[Feature] Decouple the lifecycle of snapshot and changelog
Search before asking
- [X] I searched in the issues and found nothing similar.
Motivation
Motivation
Currently, the changelog's lifecycle is binding with the snapshot, when snapshot is expired, the changelog is expired. If we want to keep longer changelog for the streaming job to reset consume, we also have to keep the data files in snapshot, this is not necessary, and will waste much space resource.
In traditional database, the binlog's lifecycle is individual. So, In paimon, we could also support to decouple the lifecycle of snapshot and changelog . In this way, users can choose the flexible option to keep the changelog data. eg: user can keep one latest snapshot and one day's changelog for consuming.
How to implement
The lifecyle is handled in expiration process. To keep two different lifecycle, we need two group file point to mark the effective changelog and snapshot
EARLIESTandLATESTmark the effective datafileEARLIEST_CHANGELOGandLATESTmark the effective changlog
The
LATESTshould be same, and theEARLIEST_CHANGELOGonly present when the changelog is enabled.
However, the hint file is not always there. We should have a way to work when the hint file is missing. So we introduce a mark file expire-snapshot-x and expire-changelog-x when expire the corresponding object. We create the expire file first, and when the two file are created, we can delete the snapshot metadata. After that, the mark file are also deleted. The EARLIEST and EARLIEST_CHANGELOG always updated after the file created. So, if the EARLIEST_ file is missing or inaccurate, we can determine the current effective snapshot and changelog by the expire-snapshot-x and expire-changelog-x file.
New config
changelog.time-retainedchangelog.num-retained.minchangelog.num-retained.max
The counterparts of the snapshot retained configs.
Subtask
- [X] Introduce ExpireChangelogImpl handle the changelog expire
- [X] Integrate the InnerStreamScan with the changlog metadata
- [x] Handle the orphan file cleaner with the changelog metadata
- [ ] Support decouple the delta files lifecycle
- [ ] Support to merge the small changelog files
Anything else?
No response
Are you willing to submit a PR?
- [X] I'm willing to submit a PR!
CC @JingsongLi
Thanks @Aitozi for driving this.
Overall, I feel that using hint File is a bit forced. Hint is just a hint and should not have a significant impact.

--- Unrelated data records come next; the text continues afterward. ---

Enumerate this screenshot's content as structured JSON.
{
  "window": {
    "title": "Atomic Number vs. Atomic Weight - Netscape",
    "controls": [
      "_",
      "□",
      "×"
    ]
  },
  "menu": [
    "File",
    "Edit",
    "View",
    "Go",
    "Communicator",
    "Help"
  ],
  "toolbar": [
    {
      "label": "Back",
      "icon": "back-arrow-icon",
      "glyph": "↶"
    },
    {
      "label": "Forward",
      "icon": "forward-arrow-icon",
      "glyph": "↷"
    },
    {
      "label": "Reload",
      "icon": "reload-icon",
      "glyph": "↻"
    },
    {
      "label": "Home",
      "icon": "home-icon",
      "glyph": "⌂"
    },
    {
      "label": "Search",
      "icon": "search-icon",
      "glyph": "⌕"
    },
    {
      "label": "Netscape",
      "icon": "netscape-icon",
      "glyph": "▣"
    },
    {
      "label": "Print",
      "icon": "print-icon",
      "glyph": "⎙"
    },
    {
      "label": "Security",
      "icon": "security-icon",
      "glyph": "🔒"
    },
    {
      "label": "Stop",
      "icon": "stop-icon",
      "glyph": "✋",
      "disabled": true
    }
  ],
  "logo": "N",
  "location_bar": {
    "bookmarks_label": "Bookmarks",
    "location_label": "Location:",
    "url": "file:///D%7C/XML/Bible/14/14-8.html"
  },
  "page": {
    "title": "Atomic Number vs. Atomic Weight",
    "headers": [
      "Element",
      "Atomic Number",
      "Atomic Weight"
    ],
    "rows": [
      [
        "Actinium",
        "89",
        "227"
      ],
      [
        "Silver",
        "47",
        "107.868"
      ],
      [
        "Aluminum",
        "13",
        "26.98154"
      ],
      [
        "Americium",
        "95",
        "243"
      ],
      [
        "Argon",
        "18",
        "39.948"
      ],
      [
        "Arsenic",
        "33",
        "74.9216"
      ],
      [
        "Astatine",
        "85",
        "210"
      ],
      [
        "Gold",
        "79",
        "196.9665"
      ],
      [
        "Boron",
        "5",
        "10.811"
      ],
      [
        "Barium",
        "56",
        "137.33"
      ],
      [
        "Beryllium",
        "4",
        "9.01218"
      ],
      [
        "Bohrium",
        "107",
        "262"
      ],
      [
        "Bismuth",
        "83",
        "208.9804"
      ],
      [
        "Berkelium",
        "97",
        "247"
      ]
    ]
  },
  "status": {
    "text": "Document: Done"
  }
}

On the other hand, we can consider introducing another changelog directory, which can be quite similar to tags, we don't need to be limited to snapshots. We can completely write another JSON format to describe change logs.
When a snapshot expires, if the changelog files do not need to be deleted, create a corresponding changelog-${snapshotId} file in the changelog directory to record the lifecycle of the changelog files, and introduce a new changelog expiration to delete expired changelogs.
In this way, we can also consider merging small files in the future and maintaining files and corresponding offsets and lengths in this newly added JSON.
Thanks @JingsongLi for your comments, the solution similar to tags sounds feasible, will follow this suggestion.